Dr Allam Alkowatli, Consultant Interventional Cardiologist and Chief of Cardiology at Emirates Hospital Jumeirah

Dubai: A 70-year-old Nigerian national came to the UAE to treat her heart condition, an atrioventricular (AV) block, at the Emirates Hospital Jumeirah.


Maria’s heart beats irregularly and much slower than usual. Her condition can cause loss of consciousness or complete collapse, and requires a dual chamber pacemaker, a small device that rests inside the upper chest and connects to the heart with special wires, where it operates steadily and silently.

When doctors in her home country advised an implant for Maria, she decided to travel to the UAE. “When Maria visited us for the first time, her reports indicated that her heart was struggling to send electrical signals between the upper and lower chambers of her heart. This may lead to sudden collapse of the patient and could cause significant detrimental effects and sometimes even death, if a pacemaker isn’t implanted immediately,” said Dr Allam Alkowatli, consultant interventional cardiologist and chief of Cardiology at Emirates Hospital Jumeirah.

He pointed out the chamber pacemaker, which is MRI compatible, allows patients to perform scans and MRIs in the future without any worry.

Around 10 per cent of people over the age of 70 have a pacemaker implanted, and approximately one million pacemakers are implanted annually, providing electrical stimulation to regulate a patient’s heartbeat. Conventional pacemakers are surgically placed under the skin of a patient’s chest, with wires or leads stretching from the shoulder vein and attaching to the heart. The cost of a pacemaker is higher than the average, but is covered under insurance and can last for 8-12 years.

Almost the size of a wrist watch, Dr Alkowatli and his team implanted the pacemaker connecting to Maria’s heart within an hour.

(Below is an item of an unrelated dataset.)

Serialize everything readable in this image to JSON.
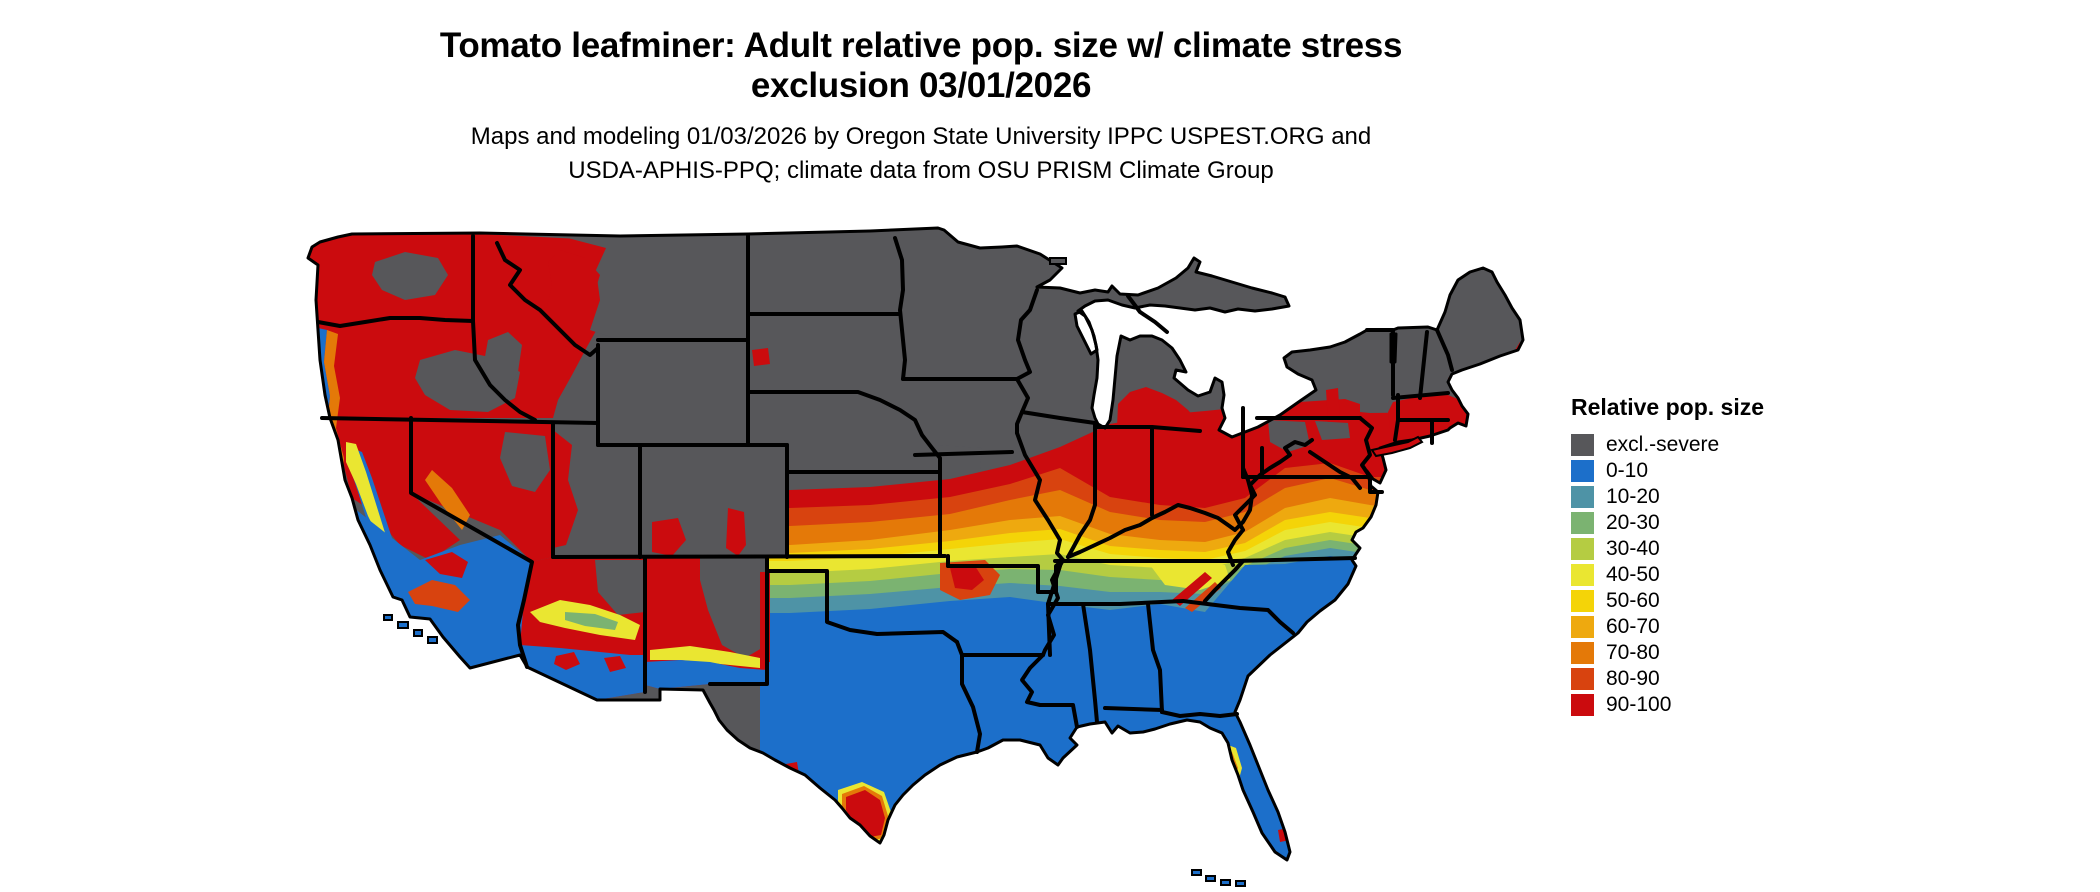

She was kept under observation for 24 hours and was discharged the next day. “Lack of expertise when performing this surgery can be harmful and may lead to major complications, including lung puncture, significant bleeding, blood clots, wound infection, fluids around the heart and rarely death,” said Dr Alkowatli.

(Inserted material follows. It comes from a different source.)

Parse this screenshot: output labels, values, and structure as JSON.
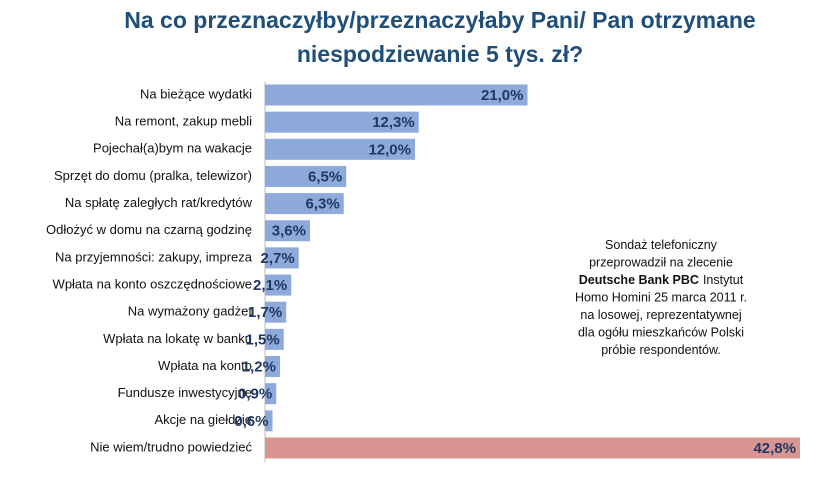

According to a research report, it was noted that the global medical tourism market is projected to display a growth represented by a compound annual growth rate (CAGR) of 1.65 per cent during 2018-2023. In the past few years, the UAE has become a hub for world-class medical tourism, with Dubai ranking first in the Middle East due to its advanced treatment and facilities. “While pacemakers are opted for by several people to improve their life, scepticism surrounding this device is still very high. However, recent developments and advancements in technology have made the device so small and seamless, that there’s no bump in the chest and the patients can barely feel the pacemaker inside them,” explained Dr Alkowatli.